What this soil nerd has taught me about your kids…
Tam is an avid gardener. It is clear watching her tend to her vegetables and herbs that she is not only feeding the endless depths of her family’s tummies, she is also feeding a very primal instinct she acquired from her bloodline of farmers. As a dirt nerd, she immediately enchanted me with her fierce survival instinct as a person and independence from the retail era.
During our early dating days, she would suggest Bunnings dates (yes, she is the perfect woman), usually to buy manure for a new garden bed. With the sheep’s collective digestion in the back of my car and as the nauseating scent of animal fluids and waste fills our noses, she turns to me and says “I like you… and poo..”. Quickly pointing out that she placed me as her first priority, I knew then that our relationship had a chance.
In the garden, conversations of plants typically focused on what we want to eat in the coming months. We talk about planting the eggplants and okra in the beds with the most sun and the asparagus with the tomatoes in the beds where our neighbour’s towering pine trees drop their acidic needles. We prepare the beds with rations of and silty clay for optimized growth depending on plant types and nutrient needs.
Most of the time, her plants will grow as expected but every time it fails, it is usually because of a limiting factor in its’ environment missed in planning. When so much focus is placed on the needs on the individual and not on its’ environment, the individual may survive but cannot thrive.

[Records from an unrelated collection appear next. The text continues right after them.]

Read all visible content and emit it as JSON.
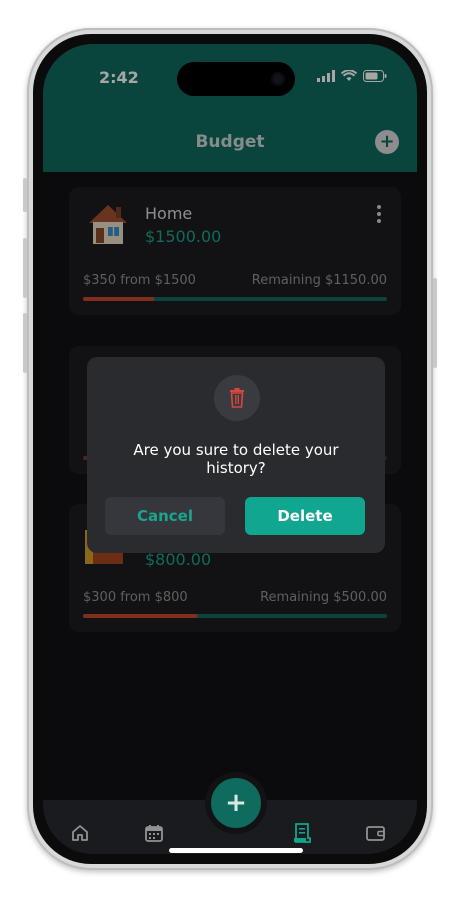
{
  "status_bar": {
    "time": "2:42"
  },
  "header": {
    "title": "Budget"
  },
  "cards": [
    {
      "name": "Home",
      "amount": "$1500.00",
      "spent": "$350 from $1500",
      "remaining": "Remaining $1150.00",
      "progress": 0.233
    },
    {
      "name": "",
      "amount": "",
      "spent": "",
      "remaining": "",
      "progress": 0.1
    },
    {
      "name": "",
      "amount": "$800.00",
      "spent": "$300 from $800",
      "remaining": "Remaining $500.00",
      "progress": 0.375
    }
  ],
  "dialog": {
    "message": "Are you sure to delete your history?",
    "cancel_label": "Cancel",
    "delete_label": "Delete"
  },
  "tabs": [
    "home-icon",
    "calendar-icon",
    "add-icon",
    "receipt-icon",
    "wallet-icon"
  ],
  "colors": {
    "accent": "#0f6b5e",
    "danger": "#c7472a",
    "dialog_bg": "#2a2b2f"
  }
}
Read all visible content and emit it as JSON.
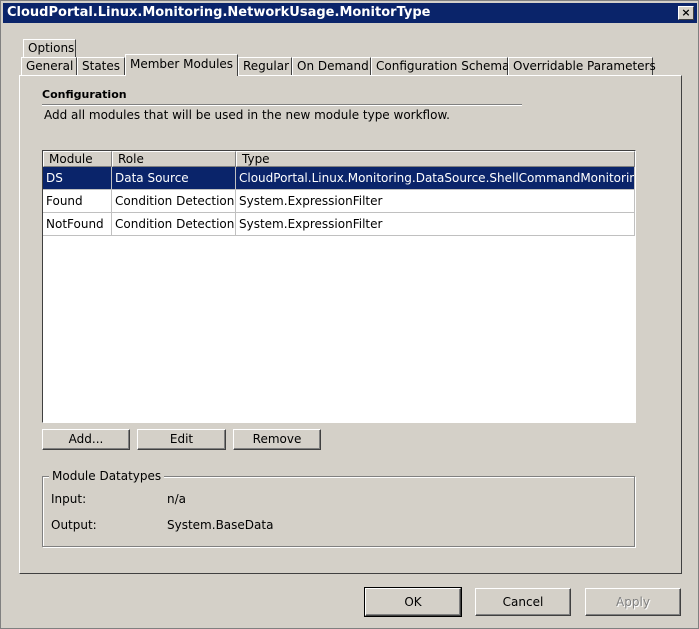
{
  "window": {
    "title": "CloudPortal.Linux.Monitoring.NetworkUsage.MonitorType",
    "close_glyph": "×"
  },
  "tabs": {
    "row1": [
      {
        "label": "Options"
      }
    ],
    "row2": [
      {
        "label": "General"
      },
      {
        "label": "States"
      },
      {
        "label": "Member Modules",
        "active": true
      },
      {
        "label": "Regular"
      },
      {
        "label": "On Demand"
      },
      {
        "label": "Configuration Schema"
      },
      {
        "label": "Overridable Parameters"
      }
    ]
  },
  "configuration": {
    "title": "Configuration",
    "description": "Add all modules that will be used in the new module type workflow."
  },
  "modules_table": {
    "columns": [
      "Module",
      "Role",
      "Type"
    ],
    "rows": [
      {
        "module": "DS",
        "role": "Data Source",
        "type": "CloudPortal.Linux.Monitoring.DataSource.ShellCommandMonitoring",
        "selected": true
      },
      {
        "module": "Found",
        "role": "Condition Detection",
        "type": "System.ExpressionFilter",
        "selected": false
      },
      {
        "module": "NotFound",
        "role": "Condition Detection",
        "type": "System.ExpressionFilter",
        "selected": false
      }
    ]
  },
  "module_buttons": {
    "add": "Add...",
    "edit": "Edit",
    "remove": "Remove"
  },
  "datatypes": {
    "title": "Module Datatypes",
    "input_label": "Input:",
    "input_value": "n/a",
    "output_label": "Output:",
    "output_value": "System.BaseData"
  },
  "dialog_buttons": {
    "ok": "OK",
    "cancel": "Cancel",
    "apply": "Apply"
  },
  "colors": {
    "titlebar": "#0a246a",
    "selection": "#0a246a",
    "face": "#d4d0c8"
  }
}
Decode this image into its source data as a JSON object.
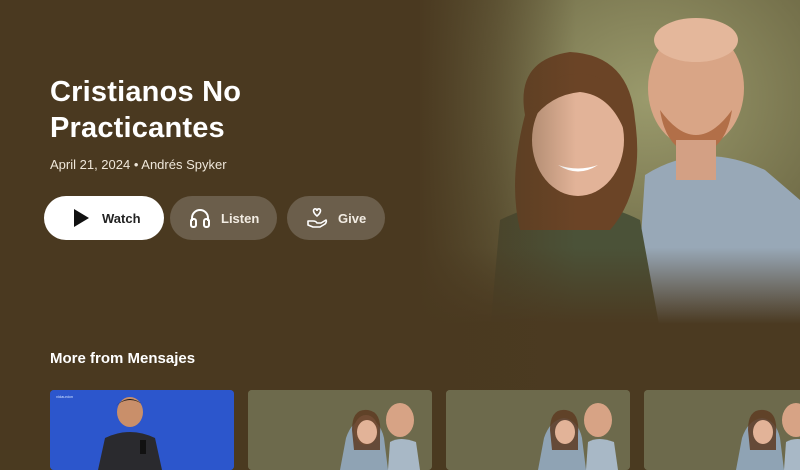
{
  "hero": {
    "title": "Cristianos No Practicantes",
    "meta": "April 21, 2024 • Andrés Spyker",
    "image_alt": "hero-couple-photo"
  },
  "actions": {
    "watch_label": "Watch",
    "listen_label": "Listen",
    "give_label": "Give"
  },
  "more": {
    "section_title": "More from Mensajes",
    "cards": [
      {
        "thumb": "preacher-on-stage-blue",
        "label": "vidaunion"
      },
      {
        "thumb": "couple-photo"
      },
      {
        "thumb": "couple-photo"
      },
      {
        "thumb": "couple-photo"
      }
    ]
  },
  "colors": {
    "background": "#4a3a20",
    "primary_button": "#ffffff",
    "secondary_button": "#6b5e4b",
    "live_card": "#2d55c9"
  }
}
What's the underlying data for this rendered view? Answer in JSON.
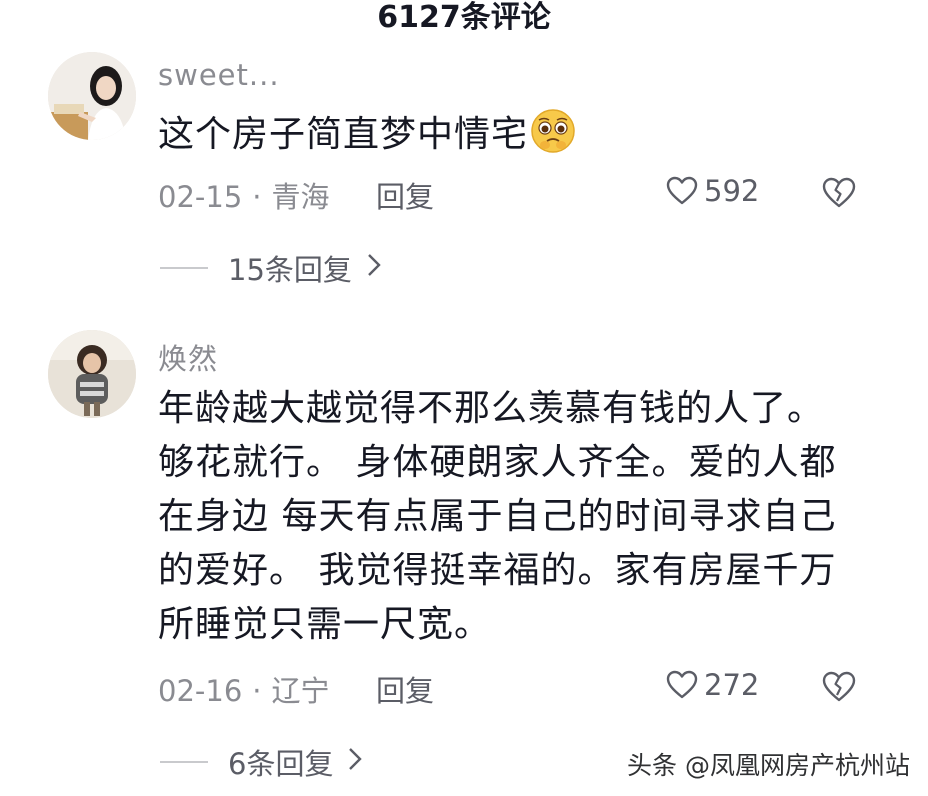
{
  "header": {
    "title": "6127条评论"
  },
  "comments": [
    {
      "username": "sweet...",
      "text": "这个房子简直梦中情宅",
      "emoji": "pleading-face",
      "date": "02-15",
      "location": "青海",
      "reply_label": "回复",
      "likes": "592",
      "replies_label": "15条回复"
    },
    {
      "username": "焕然",
      "text_lines": [
        "年龄越大越觉得不那么羡慕有钱的人了。",
        "够花就行。 身体硬朗家人齐全。爱的人都",
        "在身边 每天有点属于自己的时间寻求自己",
        "的爱好。 我觉得挺幸福的。家有房屋千万",
        "所睡觉只需一尺宽。"
      ],
      "date": "02-16",
      "location": "辽宁",
      "reply_label": "回复",
      "likes": "272",
      "replies_label": "6条回复"
    }
  ],
  "watermark": "头条 @凤凰网房产杭州站",
  "icons": {
    "like": "heart-outline-icon",
    "dislike": "broken-heart-icon",
    "chevron": "chevron-right-icon"
  }
}
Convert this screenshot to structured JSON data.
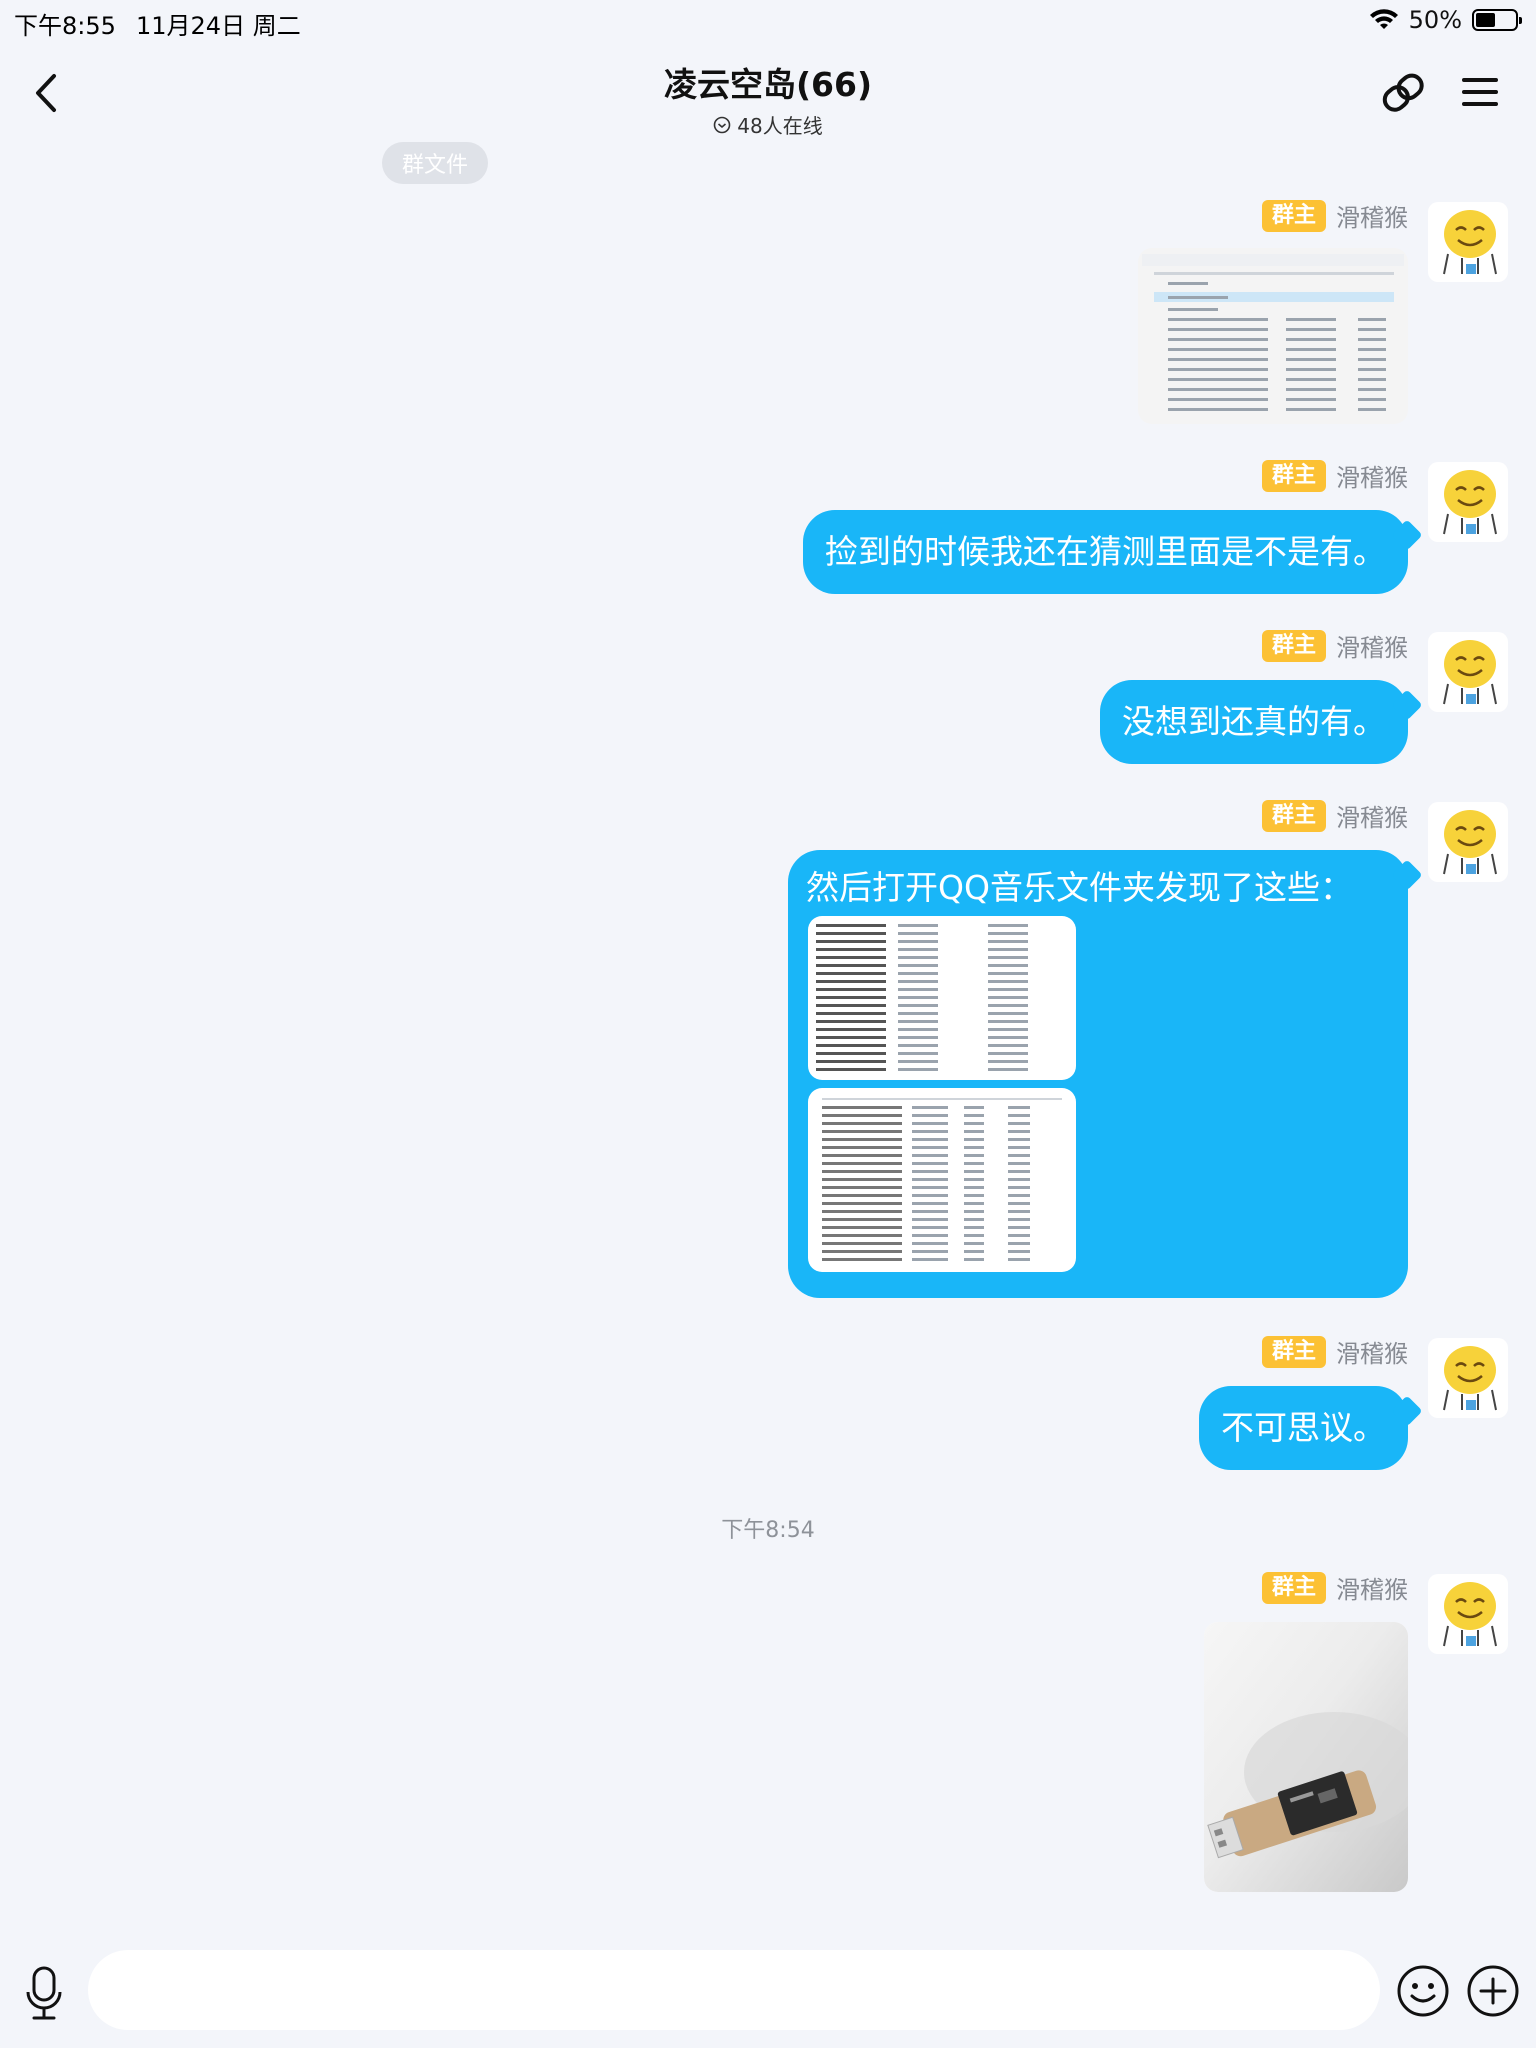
{
  "status_bar": {
    "time": "下午8:55",
    "date": "11月24日 周二",
    "battery": "50%",
    "battery_level": 0.5
  },
  "header": {
    "title": "凌云空岛(66)",
    "online": "48人在线"
  },
  "chip": {
    "group_file": "群文件"
  },
  "messages": [
    {
      "type": "image",
      "badge": "群主",
      "sender": "滑稽猴",
      "description": "file-explorer-screenshot"
    },
    {
      "type": "text",
      "badge": "群主",
      "sender": "滑稽猴",
      "text": "捡到的时候我还在猜测里面是不是有。"
    },
    {
      "type": "text",
      "badge": "群主",
      "sender": "滑稽猴",
      "text": "没想到还真的有。"
    },
    {
      "type": "text_images",
      "badge": "群主",
      "sender": "滑稽猴",
      "text": "然后打开QQ音乐文件夹发现了这些："
    },
    {
      "type": "text",
      "badge": "群主",
      "sender": "滑稽猴",
      "text": "不可思议。"
    },
    {
      "type": "image",
      "badge": "群主",
      "sender": "滑稽猴",
      "description": "usb-card-reader-photo"
    }
  ],
  "timestamp": "下午8:54",
  "input": {
    "placeholder": ""
  },
  "colors": {
    "bubble": "#19b6f8",
    "badge": "#fcc134",
    "background": "#f3f5fa"
  }
}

We may buy the most expensive organic, heritage seeds from the most reputable supplier of fresh seeds. We could plant them in organic soil created from short cellular compost and we could apply the most advance watering systems to that plant, but if we don’t take care of its’ environment, pest will come in and eat all its’ leaves. Disease from other plants or infected mulch might take over its’ stems and root systems. A heavy rainfall could occur and wash the entire bed away.
Thinking that we could control the growth of that plant because we focused on it would only be a false control because its’ environment was still toxic for its’ growth.
The most seasoned aquarist or aquaculture professional will tell you that growing fish is not about what type of fish, if it has some trendy genetics or if it was a wild caught specimen. The most important job you have is to keep its’ water clean. The fish will grow because it has food and clean water.
What if a parent sent their child to the best school in the area, equipped them with the best technology and gave them the best food to eat. Would the child do well?
What if the same child watched TV shows like ‘The Simpsons’ and ‘The Kardasians’ for 3 hours a day? What if she was looked after by a pot-smoking uncle every day after school her parents got home at 7pm? What if they were desensitized to senseless violence on a daily basis from games they played and movies they watched. What if he or she had no hobbies? What if the same child had toxic friends that gave him or her the most inflated ego that made them think they could accomplish dangerous feats? What if, that child was surrounded by toxic people that took away his or her ego and self-worth.
When we work with a child, we work with their whole family. It would only be a short-term fix to providing care and counselling to a child and then sending them back to the family that still treats them as they were. Or may not have had the understanding to deal with that child and revert to old strategies that never worked.
Do you know all the limiting factors in your or your child’s lives? If not, you only have false control. Your driving with an unclear view.